As Carson City grew, a need was recognized for a separate high school, which was built on Thompson Street in 1939. Two red brick buildings were erected; a classroom building and a gymnasium. These served as foundations for what is now Bordewich-Bray Elementary.
In 1969, Ormsby County was merged and consolidated into Carson City. As Carson City continued to grow, the community recognized a need for yet another larger site for Carson High School. In 1970, a bond was passed, a site on the east side of town was selected, and another facility was built which became the present home of the Senators.
Carson High School has seen several expansions and remodels since moving to its present location. The school was open for only a few years when it became overpopulated and was forced to go on double sessions to house the increased enrollment. A gymnasium was built with 12 additional classrooms to alleviate the overcrowding.

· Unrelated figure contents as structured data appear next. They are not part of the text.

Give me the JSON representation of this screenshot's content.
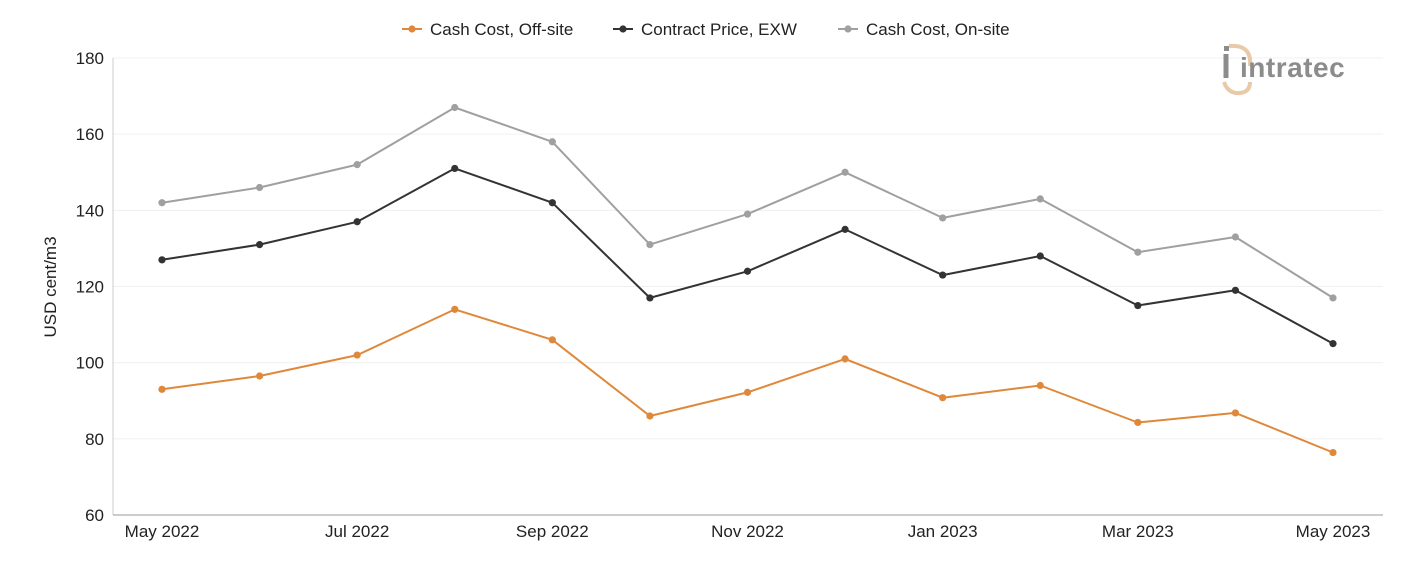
{
  "chart_data": {
    "type": "line",
    "title": "",
    "xlabel": "",
    "ylabel": "USD cent/m3",
    "ylim": [
      60,
      180
    ],
    "yticks": [
      60,
      80,
      100,
      120,
      140,
      160,
      180
    ],
    "grid": true,
    "legend_position": "top-center",
    "x": [
      "May 2022",
      "Jun 2022",
      "Jul 2022",
      "Aug 2022",
      "Sep 2022",
      "Oct 2022",
      "Nov 2022",
      "Dec 2022",
      "Jan 2023",
      "Feb 2023",
      "Mar 2023",
      "Apr 2023",
      "May 2023"
    ],
    "x_tick_labels": [
      "May 2022",
      "",
      "Jul 2022",
      "",
      "Sep 2022",
      "",
      "Nov 2022",
      "",
      "Jan 2023",
      "",
      "Mar 2023",
      "",
      "May 2023"
    ],
    "series": [
      {
        "name": "Cash Cost, Off-site",
        "color": "#e0883a",
        "values": [
          93,
          96.5,
          102,
          114,
          106,
          86,
          92.2,
          101,
          90.8,
          94,
          84.3,
          86.8,
          76.4
        ]
      },
      {
        "name": "Contract Price, EXW",
        "color": "#333333",
        "values": [
          127,
          131,
          137,
          151,
          142,
          117,
          124,
          135,
          123,
          128,
          115,
          119,
          105
        ]
      },
      {
        "name": "Cash Cost, On-site",
        "color": "#a0a0a0",
        "values": [
          142,
          146,
          152,
          167,
          158,
          131,
          139,
          150,
          138,
          143,
          129,
          133,
          117
        ]
      }
    ]
  },
  "watermark": {
    "text": "intratec",
    "icon": "intratec-logo-icon"
  }
}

The currently-standing completed facility included enclosing the street that separated the two original main buildings, creating a large multipurpose area affectionately called, Senator Square. An additional two story building was added on the southwest side which became the administrative offices, housed on the first floor and the science labs on the second floor. In 1999, faced with the overcrowding again, the High Tech Center was constructed in conjunction with the Western Nevada College. This facility added an additional 12 classes and 6 computer labs. It also provided Carson High School with a unique opportunity to blend college classes with its own curriculum. NJROTC classes and a rifle range were built in 2002.
Since 2006, the renovations have continued on the Carson High School Campus to include eight tennis courts and a concession stand complete with restroom facilities. In 2007-2008 a contemporary vision for the updating and redevelopment of the Athletic Complex was instituted, allowing Carson High School to host regional, zone and state championships. In the summer of 2011, solar panels were built to the east of the main building. As of 2011, Carson High School’s Main building is 306,479 square feet and sits on 65 acres.
Tasha Fuson is principal of Carson High School.